This is similar to flight of staircase problem, but can't be solved with Fibonacci sequence. Therefore I am trying to a derive the formula.
Problem:
Grasshopper begins his journey from cell 0 and can jump a distance of 1 to J cells. Jumping is possible only on an integer number of cells and only forward. Count the number of ways that a grasshopper can get on the cell F(finish).
Example:
J (jump) = 2
F (finish) = 3
Result = 3 (0->1->2->3, 0->1->3, 0->2->3)
I've calculated sequences for J = 4 & and J = 5 like this:
sum of elements in (sequence from 0 to J) + (sequence from J to F).
But it feels clumsy.
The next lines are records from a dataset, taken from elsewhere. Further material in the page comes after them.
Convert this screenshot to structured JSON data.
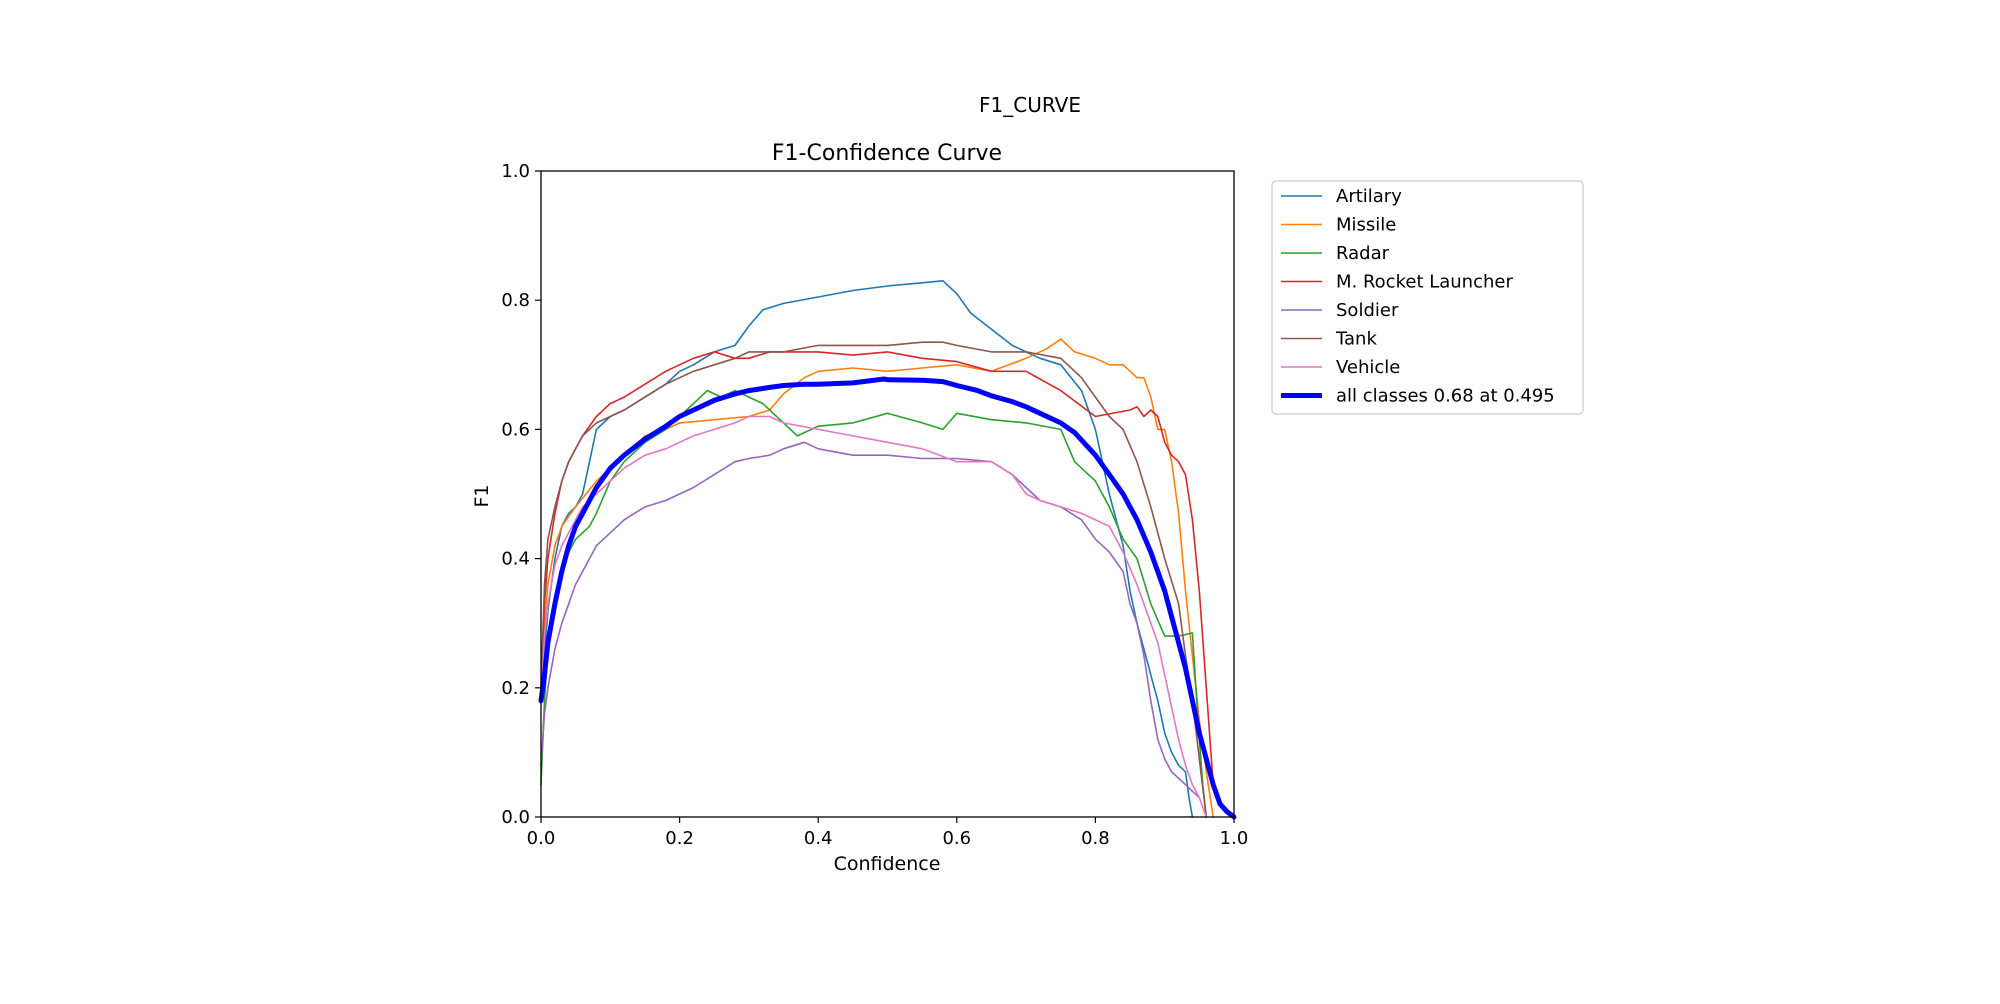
{
  "figure": {
    "suptitle": "F1_CURVE"
  },
  "chart_data": {
    "type": "line",
    "title": "F1-Confidence Curve",
    "xlabel": "Confidence",
    "ylabel": "F1",
    "xlim": [
      0,
      1
    ],
    "ylim": [
      0,
      1
    ],
    "xticks": [
      "0.0",
      "0.2",
      "0.4",
      "0.6",
      "0.8",
      "1.0"
    ],
    "yticks": [
      "0.0",
      "0.2",
      "0.4",
      "0.6",
      "0.8",
      "1.0"
    ],
    "grid": false,
    "legend_position": "outside-right",
    "series": [
      {
        "name": "Artilary",
        "color": "#1f77b4",
        "width": 1.6,
        "x": [
          0.0,
          0.005,
          0.01,
          0.02,
          0.03,
          0.04,
          0.05,
          0.06,
          0.07,
          0.08,
          0.1,
          0.12,
          0.15,
          0.18,
          0.2,
          0.22,
          0.25,
          0.28,
          0.3,
          0.32,
          0.35,
          0.4,
          0.45,
          0.5,
          0.55,
          0.58,
          0.6,
          0.62,
          0.65,
          0.68,
          0.7,
          0.72,
          0.75,
          0.78,
          0.8,
          0.82,
          0.84,
          0.85,
          0.86,
          0.87,
          0.88,
          0.89,
          0.9,
          0.91,
          0.92,
          0.93,
          0.935,
          0.94
        ],
        "y": [
          0.18,
          0.25,
          0.32,
          0.4,
          0.45,
          0.47,
          0.48,
          0.5,
          0.55,
          0.6,
          0.62,
          0.63,
          0.65,
          0.67,
          0.69,
          0.7,
          0.72,
          0.73,
          0.76,
          0.785,
          0.795,
          0.805,
          0.815,
          0.822,
          0.827,
          0.83,
          0.81,
          0.78,
          0.755,
          0.73,
          0.72,
          0.71,
          0.7,
          0.66,
          0.6,
          0.5,
          0.42,
          0.35,
          0.3,
          0.26,
          0.22,
          0.18,
          0.13,
          0.1,
          0.08,
          0.07,
          0.03,
          0.0
        ]
      },
      {
        "name": "Missile",
        "color": "#ff7f0e",
        "width": 1.6,
        "x": [
          0.0,
          0.005,
          0.01,
          0.02,
          0.03,
          0.05,
          0.08,
          0.1,
          0.13,
          0.15,
          0.18,
          0.2,
          0.25,
          0.3,
          0.33,
          0.35,
          0.38,
          0.4,
          0.45,
          0.5,
          0.55,
          0.6,
          0.65,
          0.7,
          0.73,
          0.75,
          0.77,
          0.8,
          0.82,
          0.84,
          0.86,
          0.87,
          0.88,
          0.89,
          0.9,
          0.91,
          0.92,
          0.93,
          0.94,
          0.95,
          0.96,
          0.97
        ],
        "y": [
          0.18,
          0.3,
          0.36,
          0.42,
          0.45,
          0.48,
          0.52,
          0.54,
          0.57,
          0.59,
          0.6,
          0.61,
          0.615,
          0.62,
          0.63,
          0.655,
          0.68,
          0.69,
          0.695,
          0.69,
          0.695,
          0.7,
          0.69,
          0.71,
          0.725,
          0.74,
          0.72,
          0.71,
          0.7,
          0.7,
          0.68,
          0.68,
          0.65,
          0.6,
          0.6,
          0.55,
          0.47,
          0.35,
          0.25,
          0.15,
          0.07,
          0.0
        ]
      },
      {
        "name": "Radar",
        "color": "#2ca02c",
        "width": 1.6,
        "x": [
          0.0,
          0.005,
          0.01,
          0.02,
          0.03,
          0.04,
          0.05,
          0.06,
          0.07,
          0.08,
          0.1,
          0.12,
          0.15,
          0.18,
          0.2,
          0.22,
          0.24,
          0.26,
          0.28,
          0.3,
          0.32,
          0.35,
          0.37,
          0.4,
          0.45,
          0.5,
          0.55,
          0.58,
          0.6,
          0.65,
          0.7,
          0.75,
          0.77,
          0.8,
          0.82,
          0.84,
          0.86,
          0.88,
          0.9,
          0.92,
          0.94,
          0.945,
          0.95,
          0.955,
          0.96
        ],
        "y": [
          0.05,
          0.18,
          0.26,
          0.33,
          0.38,
          0.41,
          0.43,
          0.44,
          0.45,
          0.47,
          0.52,
          0.55,
          0.58,
          0.6,
          0.62,
          0.64,
          0.66,
          0.65,
          0.66,
          0.65,
          0.64,
          0.61,
          0.59,
          0.605,
          0.61,
          0.625,
          0.61,
          0.6,
          0.625,
          0.615,
          0.61,
          0.6,
          0.55,
          0.52,
          0.48,
          0.43,
          0.4,
          0.33,
          0.28,
          0.28,
          0.285,
          0.2,
          0.12,
          0.05,
          0.0
        ]
      },
      {
        "name": "M. Rocket Launcher",
        "color": "#d62728",
        "width": 1.6,
        "x": [
          0.0,
          0.005,
          0.01,
          0.02,
          0.03,
          0.04,
          0.05,
          0.06,
          0.08,
          0.1,
          0.12,
          0.15,
          0.18,
          0.2,
          0.22,
          0.25,
          0.28,
          0.3,
          0.33,
          0.35,
          0.4,
          0.45,
          0.5,
          0.55,
          0.6,
          0.65,
          0.7,
          0.75,
          0.8,
          0.85,
          0.86,
          0.87,
          0.88,
          0.89,
          0.9,
          0.91,
          0.92,
          0.93,
          0.94,
          0.95,
          0.96,
          0.97
        ],
        "y": [
          0.2,
          0.33,
          0.4,
          0.47,
          0.52,
          0.55,
          0.57,
          0.59,
          0.62,
          0.64,
          0.65,
          0.67,
          0.69,
          0.7,
          0.71,
          0.72,
          0.71,
          0.71,
          0.72,
          0.72,
          0.72,
          0.715,
          0.72,
          0.71,
          0.705,
          0.69,
          0.69,
          0.66,
          0.62,
          0.63,
          0.635,
          0.62,
          0.63,
          0.62,
          0.58,
          0.56,
          0.55,
          0.53,
          0.46,
          0.35,
          0.2,
          0.05
        ]
      },
      {
        "name": "Soldier",
        "color": "#9467bd",
        "width": 1.6,
        "x": [
          0.0,
          0.005,
          0.01,
          0.02,
          0.03,
          0.04,
          0.05,
          0.06,
          0.08,
          0.1,
          0.12,
          0.15,
          0.18,
          0.2,
          0.22,
          0.25,
          0.28,
          0.3,
          0.33,
          0.35,
          0.38,
          0.4,
          0.45,
          0.5,
          0.55,
          0.6,
          0.65,
          0.68,
          0.7,
          0.72,
          0.75,
          0.78,
          0.8,
          0.82,
          0.84,
          0.85,
          0.86,
          0.87,
          0.88,
          0.89,
          0.9,
          0.91,
          0.92,
          0.93,
          0.94,
          0.95
        ],
        "y": [
          0.08,
          0.16,
          0.2,
          0.26,
          0.3,
          0.33,
          0.36,
          0.38,
          0.42,
          0.44,
          0.46,
          0.48,
          0.49,
          0.5,
          0.51,
          0.53,
          0.55,
          0.555,
          0.56,
          0.57,
          0.58,
          0.57,
          0.56,
          0.56,
          0.555,
          0.555,
          0.55,
          0.53,
          0.51,
          0.49,
          0.48,
          0.46,
          0.43,
          0.41,
          0.38,
          0.33,
          0.3,
          0.25,
          0.18,
          0.12,
          0.09,
          0.07,
          0.06,
          0.05,
          0.04,
          0.03
        ]
      },
      {
        "name": "Tank",
        "color": "#8c564b",
        "width": 1.6,
        "x": [
          0.0,
          0.005,
          0.01,
          0.02,
          0.03,
          0.04,
          0.05,
          0.06,
          0.08,
          0.1,
          0.12,
          0.15,
          0.18,
          0.2,
          0.22,
          0.25,
          0.28,
          0.3,
          0.33,
          0.35,
          0.4,
          0.45,
          0.5,
          0.55,
          0.58,
          0.6,
          0.65,
          0.7,
          0.75,
          0.78,
          0.8,
          0.82,
          0.84,
          0.86,
          0.88,
          0.9,
          0.92,
          0.93,
          0.94,
          0.95,
          0.96
        ],
        "y": [
          0.2,
          0.36,
          0.43,
          0.48,
          0.52,
          0.55,
          0.57,
          0.59,
          0.61,
          0.62,
          0.63,
          0.65,
          0.67,
          0.68,
          0.69,
          0.7,
          0.71,
          0.72,
          0.72,
          0.72,
          0.73,
          0.73,
          0.73,
          0.735,
          0.735,
          0.73,
          0.72,
          0.72,
          0.71,
          0.68,
          0.65,
          0.62,
          0.6,
          0.55,
          0.48,
          0.4,
          0.33,
          0.25,
          0.18,
          0.09,
          0.0
        ]
      },
      {
        "name": "Vehicle",
        "color": "#e377c2",
        "width": 1.6,
        "x": [
          0.0,
          0.005,
          0.01,
          0.02,
          0.03,
          0.04,
          0.05,
          0.06,
          0.08,
          0.1,
          0.12,
          0.15,
          0.18,
          0.2,
          0.22,
          0.25,
          0.28,
          0.3,
          0.33,
          0.35,
          0.4,
          0.45,
          0.5,
          0.55,
          0.6,
          0.65,
          0.68,
          0.7,
          0.72,
          0.75,
          0.78,
          0.8,
          0.82,
          0.84,
          0.86,
          0.87,
          0.88,
          0.89,
          0.9,
          0.91,
          0.92,
          0.93,
          0.94,
          0.95,
          0.96
        ],
        "y": [
          0.18,
          0.28,
          0.33,
          0.39,
          0.42,
          0.44,
          0.46,
          0.48,
          0.5,
          0.52,
          0.54,
          0.56,
          0.57,
          0.58,
          0.59,
          0.6,
          0.61,
          0.62,
          0.62,
          0.61,
          0.6,
          0.59,
          0.58,
          0.57,
          0.55,
          0.55,
          0.53,
          0.5,
          0.49,
          0.48,
          0.47,
          0.46,
          0.45,
          0.41,
          0.36,
          0.33,
          0.3,
          0.27,
          0.22,
          0.17,
          0.12,
          0.08,
          0.05,
          0.03,
          0.0
        ]
      },
      {
        "name": "all classes 0.68 at 0.495",
        "color": "#0000ff",
        "width": 5,
        "x": [
          0.0,
          0.005,
          0.01,
          0.02,
          0.03,
          0.04,
          0.05,
          0.06,
          0.07,
          0.08,
          0.1,
          0.12,
          0.15,
          0.18,
          0.2,
          0.22,
          0.25,
          0.28,
          0.3,
          0.33,
          0.35,
          0.38,
          0.4,
          0.45,
          0.495,
          0.5,
          0.55,
          0.58,
          0.6,
          0.63,
          0.65,
          0.68,
          0.7,
          0.72,
          0.75,
          0.77,
          0.8,
          0.82,
          0.84,
          0.86,
          0.88,
          0.9,
          0.91,
          0.92,
          0.93,
          0.94,
          0.95,
          0.96,
          0.97,
          0.98,
          0.99,
          1.0
        ],
        "y": [
          0.18,
          0.22,
          0.27,
          0.33,
          0.38,
          0.42,
          0.45,
          0.47,
          0.49,
          0.51,
          0.54,
          0.56,
          0.585,
          0.605,
          0.62,
          0.63,
          0.645,
          0.655,
          0.66,
          0.665,
          0.668,
          0.67,
          0.67,
          0.672,
          0.678,
          0.677,
          0.676,
          0.674,
          0.668,
          0.66,
          0.652,
          0.643,
          0.635,
          0.625,
          0.61,
          0.595,
          0.56,
          0.53,
          0.5,
          0.46,
          0.41,
          0.35,
          0.31,
          0.27,
          0.23,
          0.18,
          0.13,
          0.09,
          0.05,
          0.02,
          0.008,
          0.0
        ]
      }
    ]
  }
}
Moreover I don't understand the complete logic behind this, this was just a brute-force solution.
Although I've noticed that:
sequence from 0 to J is a sequence of power of 2 (from 0 to N)
sequence from J to F is a Fibonacci-like sequence F(n) = F(n-1) + F(n-2) ... + F(n-n) - ???
J = 4, F = 1, Res = 1,
J = 4, F = 2, Res = 2
J = 4, F = 3, Res = 4
J = 4, F = 4, Res = 8
J = 4, F = 5, Res = 16
J = 4, F = 6, Res = 31
J = 4, F = 7, Res = 61
J = 4, F = 8, Res = 120
J = 5, F = 1, Res = 1
J = 5, F = 2, Res = 2
J = 5, F = 3, Res = 4
J = 5, F = 4, Res = 8
J = 5, F = 5, Res = 15
J = 5, F = 6, Res = 29
J = 5, F = 7, Res = 56
J = 5, F = 8, Res = 108
Please help to derive a formula. I know that this is a combinatoric problem. Also feel free to point out where I can read about most common combinatoric problems with explanation of how to approach them.
Solution
UPD: scratch all that. The problem is simple as is a solution. Basically it goes like: in how many ways you can combine numbers of {1...Jump} to get a [Finish]. This is a composition:
A composition of an integer n is a way of writing n as the sum of a sequence of (strictly) positive integers.
And the answer can be calculated as Fibonacci numbers of higher order. For example if Jump is 4 it's Tetranacci, 7 - Heptanacci and so on. You only need to get the n-th number of the sequence.